We also saw a flight suit worn by Amelia Earhart during flights she piloted that had mail aboard:
An old school Pitney Bowes postage machine (from the very early 1900s, if I remember correctly):
A letter aboard the Hindenburg:
A letter aboard the Titanic (which was written exactly 100 years (to the day!) before Madden was born):
And the oldest piece of paper mail that made its way to its recipient along the Silk Road way back in 1390 (Make sure you read that correctly. Not 1930. 1390. THIRTEEN NINETY. As in 14th century…holy eff!):
There were A LOT of other really cool artifacts housed in the top floor exhibits – documents and letters and personal items and public property that survived some of history’s most defining moments. There was also a cool interactive display that you could search or browse through every postage stamp ever produced in the United States, there was even an area for kids to design their own (commemorative) postage stamp, and there was a table with three or four trays full of old postage stamps from around the world that each visitor is allowed to pocket six from, to take home and start his or her own stamp collection (or to paste in a summer mini).
The bottom floor of the museum is where all the stuff is kept, most notably old mail carriers in all different shapes and sizes: Planes, trains, auto, horse-drawn carriages, semis, you name it.
I seriously can’t say it enough: You have to check this place out. It might sound weird, but even in the digital age, the postal system is so integral to our connection to others, near and far.

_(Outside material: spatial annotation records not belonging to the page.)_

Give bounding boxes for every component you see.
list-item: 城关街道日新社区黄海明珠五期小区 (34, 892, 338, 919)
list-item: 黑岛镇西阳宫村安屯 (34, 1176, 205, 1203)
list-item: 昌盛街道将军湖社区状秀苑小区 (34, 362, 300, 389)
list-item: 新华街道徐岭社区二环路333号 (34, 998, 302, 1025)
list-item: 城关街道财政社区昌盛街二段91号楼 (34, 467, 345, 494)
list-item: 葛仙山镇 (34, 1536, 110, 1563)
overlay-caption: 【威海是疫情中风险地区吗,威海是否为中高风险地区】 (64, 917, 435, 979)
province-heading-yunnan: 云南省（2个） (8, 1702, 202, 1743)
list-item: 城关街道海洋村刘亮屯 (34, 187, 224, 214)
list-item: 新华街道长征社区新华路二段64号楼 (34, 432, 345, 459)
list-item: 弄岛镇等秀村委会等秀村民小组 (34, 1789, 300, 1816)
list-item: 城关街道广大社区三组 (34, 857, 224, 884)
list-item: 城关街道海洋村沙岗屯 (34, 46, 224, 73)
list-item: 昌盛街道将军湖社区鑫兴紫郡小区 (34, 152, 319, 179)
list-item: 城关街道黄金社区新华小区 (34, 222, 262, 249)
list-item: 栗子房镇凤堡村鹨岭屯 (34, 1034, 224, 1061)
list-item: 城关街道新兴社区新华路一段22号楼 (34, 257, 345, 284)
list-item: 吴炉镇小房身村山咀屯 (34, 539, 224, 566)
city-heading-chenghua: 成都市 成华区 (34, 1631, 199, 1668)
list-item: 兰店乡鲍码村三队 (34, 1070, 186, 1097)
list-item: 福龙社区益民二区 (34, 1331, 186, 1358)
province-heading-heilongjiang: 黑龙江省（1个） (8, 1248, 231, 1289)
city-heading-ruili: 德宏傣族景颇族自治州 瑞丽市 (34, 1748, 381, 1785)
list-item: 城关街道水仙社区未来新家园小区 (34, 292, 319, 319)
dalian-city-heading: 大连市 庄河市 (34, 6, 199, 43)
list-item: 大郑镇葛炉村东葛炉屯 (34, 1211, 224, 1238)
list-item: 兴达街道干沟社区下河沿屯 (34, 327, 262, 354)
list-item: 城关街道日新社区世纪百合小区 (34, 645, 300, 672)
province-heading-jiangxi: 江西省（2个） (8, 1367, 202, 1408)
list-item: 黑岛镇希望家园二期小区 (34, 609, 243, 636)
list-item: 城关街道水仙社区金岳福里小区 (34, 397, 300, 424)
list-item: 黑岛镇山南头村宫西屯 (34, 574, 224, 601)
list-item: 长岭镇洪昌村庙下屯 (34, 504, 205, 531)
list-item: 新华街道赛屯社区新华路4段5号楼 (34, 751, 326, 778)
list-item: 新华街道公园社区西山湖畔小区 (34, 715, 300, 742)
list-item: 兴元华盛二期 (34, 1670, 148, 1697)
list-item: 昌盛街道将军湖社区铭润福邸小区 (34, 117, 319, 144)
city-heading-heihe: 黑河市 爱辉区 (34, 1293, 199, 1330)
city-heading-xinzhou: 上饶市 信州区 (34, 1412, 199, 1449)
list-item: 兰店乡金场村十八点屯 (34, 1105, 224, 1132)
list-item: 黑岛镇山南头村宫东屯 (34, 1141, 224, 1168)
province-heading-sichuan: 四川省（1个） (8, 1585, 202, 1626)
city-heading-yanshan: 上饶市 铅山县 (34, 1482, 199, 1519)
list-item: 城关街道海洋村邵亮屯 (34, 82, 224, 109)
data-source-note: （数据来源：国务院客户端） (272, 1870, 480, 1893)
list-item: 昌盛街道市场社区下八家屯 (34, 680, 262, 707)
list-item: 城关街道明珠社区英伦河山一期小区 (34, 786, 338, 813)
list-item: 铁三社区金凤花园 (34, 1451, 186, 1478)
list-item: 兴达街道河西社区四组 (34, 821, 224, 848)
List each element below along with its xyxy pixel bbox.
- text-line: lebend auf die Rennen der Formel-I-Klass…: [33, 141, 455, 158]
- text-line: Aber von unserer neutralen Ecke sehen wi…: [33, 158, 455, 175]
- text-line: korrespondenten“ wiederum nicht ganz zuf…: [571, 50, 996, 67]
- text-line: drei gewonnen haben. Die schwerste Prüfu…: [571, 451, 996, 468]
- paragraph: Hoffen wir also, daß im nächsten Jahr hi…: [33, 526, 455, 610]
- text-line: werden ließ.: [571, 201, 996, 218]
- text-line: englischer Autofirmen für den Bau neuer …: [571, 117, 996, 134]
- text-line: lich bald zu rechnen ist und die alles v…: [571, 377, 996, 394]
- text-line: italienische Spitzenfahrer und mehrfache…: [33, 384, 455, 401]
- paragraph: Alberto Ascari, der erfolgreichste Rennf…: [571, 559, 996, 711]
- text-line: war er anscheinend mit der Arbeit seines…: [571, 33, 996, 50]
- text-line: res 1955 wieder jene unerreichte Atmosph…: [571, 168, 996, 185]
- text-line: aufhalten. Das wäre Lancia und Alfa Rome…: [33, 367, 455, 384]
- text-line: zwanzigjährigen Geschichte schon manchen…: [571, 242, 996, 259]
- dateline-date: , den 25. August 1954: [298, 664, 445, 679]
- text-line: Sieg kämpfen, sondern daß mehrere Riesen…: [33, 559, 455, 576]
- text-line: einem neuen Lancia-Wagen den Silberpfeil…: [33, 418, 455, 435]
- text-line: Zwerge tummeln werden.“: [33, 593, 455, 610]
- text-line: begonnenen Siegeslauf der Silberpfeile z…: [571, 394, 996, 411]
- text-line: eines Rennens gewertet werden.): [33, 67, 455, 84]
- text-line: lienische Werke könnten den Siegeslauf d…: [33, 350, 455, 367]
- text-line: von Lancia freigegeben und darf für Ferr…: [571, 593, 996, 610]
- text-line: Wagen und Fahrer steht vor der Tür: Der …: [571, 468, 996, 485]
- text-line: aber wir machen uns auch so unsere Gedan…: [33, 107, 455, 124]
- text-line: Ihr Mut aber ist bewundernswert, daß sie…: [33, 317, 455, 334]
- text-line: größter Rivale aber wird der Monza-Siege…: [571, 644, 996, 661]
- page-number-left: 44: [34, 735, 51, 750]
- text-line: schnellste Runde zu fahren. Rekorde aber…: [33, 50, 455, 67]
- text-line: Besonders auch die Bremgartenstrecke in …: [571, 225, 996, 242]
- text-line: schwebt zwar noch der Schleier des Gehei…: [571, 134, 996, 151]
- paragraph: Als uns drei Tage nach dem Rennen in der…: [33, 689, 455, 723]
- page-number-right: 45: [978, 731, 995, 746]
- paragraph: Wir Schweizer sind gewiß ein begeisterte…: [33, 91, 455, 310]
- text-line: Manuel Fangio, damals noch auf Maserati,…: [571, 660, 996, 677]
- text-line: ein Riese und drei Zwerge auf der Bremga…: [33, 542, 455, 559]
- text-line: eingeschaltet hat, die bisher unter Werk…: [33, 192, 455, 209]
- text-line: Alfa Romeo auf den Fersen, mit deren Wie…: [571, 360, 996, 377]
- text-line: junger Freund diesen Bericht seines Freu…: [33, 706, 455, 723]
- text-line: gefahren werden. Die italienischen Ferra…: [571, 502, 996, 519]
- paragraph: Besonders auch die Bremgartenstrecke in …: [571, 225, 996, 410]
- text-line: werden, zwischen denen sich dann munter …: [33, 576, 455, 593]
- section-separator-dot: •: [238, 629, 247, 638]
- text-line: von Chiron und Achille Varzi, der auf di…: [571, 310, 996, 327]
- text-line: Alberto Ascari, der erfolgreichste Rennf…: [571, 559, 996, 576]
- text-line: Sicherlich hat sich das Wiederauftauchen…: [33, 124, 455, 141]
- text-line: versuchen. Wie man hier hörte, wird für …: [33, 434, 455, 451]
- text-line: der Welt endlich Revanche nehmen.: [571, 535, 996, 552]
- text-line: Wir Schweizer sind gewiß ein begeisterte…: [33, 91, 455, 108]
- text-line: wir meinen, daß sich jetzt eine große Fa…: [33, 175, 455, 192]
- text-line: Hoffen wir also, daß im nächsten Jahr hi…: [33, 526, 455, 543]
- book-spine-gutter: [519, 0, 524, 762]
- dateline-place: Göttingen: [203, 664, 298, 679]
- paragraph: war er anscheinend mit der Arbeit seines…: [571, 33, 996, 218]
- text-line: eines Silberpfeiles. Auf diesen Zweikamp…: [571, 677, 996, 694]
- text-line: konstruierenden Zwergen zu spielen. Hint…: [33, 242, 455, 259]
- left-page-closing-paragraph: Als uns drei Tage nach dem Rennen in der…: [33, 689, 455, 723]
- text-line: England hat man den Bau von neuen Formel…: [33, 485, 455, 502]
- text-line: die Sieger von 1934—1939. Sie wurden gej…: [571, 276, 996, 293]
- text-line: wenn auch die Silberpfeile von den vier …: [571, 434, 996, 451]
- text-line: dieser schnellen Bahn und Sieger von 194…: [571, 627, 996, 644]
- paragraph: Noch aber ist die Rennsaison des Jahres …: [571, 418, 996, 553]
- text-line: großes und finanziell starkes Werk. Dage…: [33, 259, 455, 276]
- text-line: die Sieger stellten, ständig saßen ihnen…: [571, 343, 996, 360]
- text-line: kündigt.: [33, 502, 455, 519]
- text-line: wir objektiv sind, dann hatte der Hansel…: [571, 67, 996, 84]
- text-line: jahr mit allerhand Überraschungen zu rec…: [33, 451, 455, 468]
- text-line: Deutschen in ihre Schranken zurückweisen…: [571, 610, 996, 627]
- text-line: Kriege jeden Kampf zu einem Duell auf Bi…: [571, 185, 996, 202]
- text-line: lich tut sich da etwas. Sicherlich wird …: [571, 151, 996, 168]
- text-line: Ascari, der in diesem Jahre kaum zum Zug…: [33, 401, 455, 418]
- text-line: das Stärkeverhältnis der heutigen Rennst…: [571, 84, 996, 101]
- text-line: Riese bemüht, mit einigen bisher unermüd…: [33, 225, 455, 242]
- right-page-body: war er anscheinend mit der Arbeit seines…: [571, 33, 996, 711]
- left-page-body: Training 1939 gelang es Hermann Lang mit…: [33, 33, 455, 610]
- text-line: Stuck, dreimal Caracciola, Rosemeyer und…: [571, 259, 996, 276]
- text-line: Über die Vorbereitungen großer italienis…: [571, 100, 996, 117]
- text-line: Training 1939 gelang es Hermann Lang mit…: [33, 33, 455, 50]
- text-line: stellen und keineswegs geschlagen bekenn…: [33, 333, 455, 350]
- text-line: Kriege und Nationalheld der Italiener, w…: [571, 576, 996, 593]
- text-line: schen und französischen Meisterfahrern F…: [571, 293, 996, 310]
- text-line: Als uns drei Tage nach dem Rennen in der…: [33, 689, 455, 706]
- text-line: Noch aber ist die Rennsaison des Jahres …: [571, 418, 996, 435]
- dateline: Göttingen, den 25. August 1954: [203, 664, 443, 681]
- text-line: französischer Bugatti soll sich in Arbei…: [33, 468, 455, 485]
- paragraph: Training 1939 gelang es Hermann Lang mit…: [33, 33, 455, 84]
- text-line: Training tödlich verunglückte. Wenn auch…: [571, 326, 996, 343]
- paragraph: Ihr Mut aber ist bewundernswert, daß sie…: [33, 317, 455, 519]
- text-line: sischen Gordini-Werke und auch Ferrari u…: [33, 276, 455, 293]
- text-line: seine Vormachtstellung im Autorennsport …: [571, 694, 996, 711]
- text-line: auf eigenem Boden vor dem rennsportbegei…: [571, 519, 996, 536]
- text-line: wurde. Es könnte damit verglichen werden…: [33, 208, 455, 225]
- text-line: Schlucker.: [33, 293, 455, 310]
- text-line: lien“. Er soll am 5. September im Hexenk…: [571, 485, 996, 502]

Digital communication is great, sure, but the tactile quality of real mail is something you can’t replicate on the computer or your iPad or your smartphone. If nothing else, a trip to this museum will absolutely shift your perspective and help you realize how important the postal service has been, and continues to be, to not only our daily personal lives but to international relations and commerce, exploration and history. The exhibits are relevant, rich and interesting. This place really is a hidden gem. And besides all that brain-y, thinking-y stuff, it’s just a gorgeous building with a beautiful aesthetic, plus it’s right next to some other really cool DC stops, like Union Station, which is packed full of eateries and shops.
Unfortunately we didn’t have enough time to explore the whole thing, or to take our time perusing the exhibits that we did make it to, because we had to get back to the Metro to head to the stadium in time for T. Swift. But since it’s free and like, four seconds away from work, we can easily head back on a day we have more time. If you ever get the chance to visit DC, check this place out. So many little bits of history packed into it, which makes it a must-see DC stop. It will be one of the highlights of your trip, I promise.